The $600 added benefit was meant to bring the replacement wage for the average unemployed worker to 100 percent of their regular wages rather than the usual 50 percent. As a result, some lower-wage workers ended up ahead.
In a state like Alabama which has a maximum unemployment benefit of $275, the additional $600 increases that maximum to $875, which would be an income increase to anyone who was formerly making less than $45,000 a year.
Add to this, the $1,200+ stimulus checks for Americans making under $75,000 a year with an extra $500 per dependent child and we can see how some households ended up in a better position than if they had not lost their jobs.
At least this $600 benefit is set to expire at the end of June, but Democratic lawmakers have already introduced legislation to extend it. Such a move would make the desire to remain at home a strong influence.
The saving grace to keep unemployment from becoming an indefinite dependency trap is that turning down a job offer (i.e. your boss calls you back to work) disqualifies you for unemployment benefits.
As states lift shelter-in-place orders and businesses try to resume operations, it will be difficult to do so without workers and that could delay their ability to get back online. With double-digit unemployment rates, we should be not be creating disincentives to work.

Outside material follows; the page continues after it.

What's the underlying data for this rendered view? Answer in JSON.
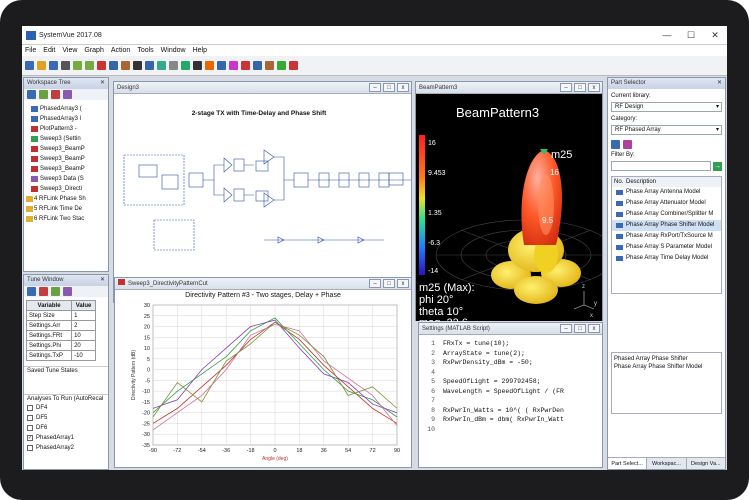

Over 35 million American workers are not working today because of coronavirus-mandated work closures. Blue-collar and white-collar workers alike have seen their jobs disappear with the cancellations of conference and events; closures of non-essential businesses including stores, bars, and restaurants; and cancellations of contracts for business.
Targeting aid to those workers for a limited time was reasonable, but we cannot ignore how it triggered some unintended consequences.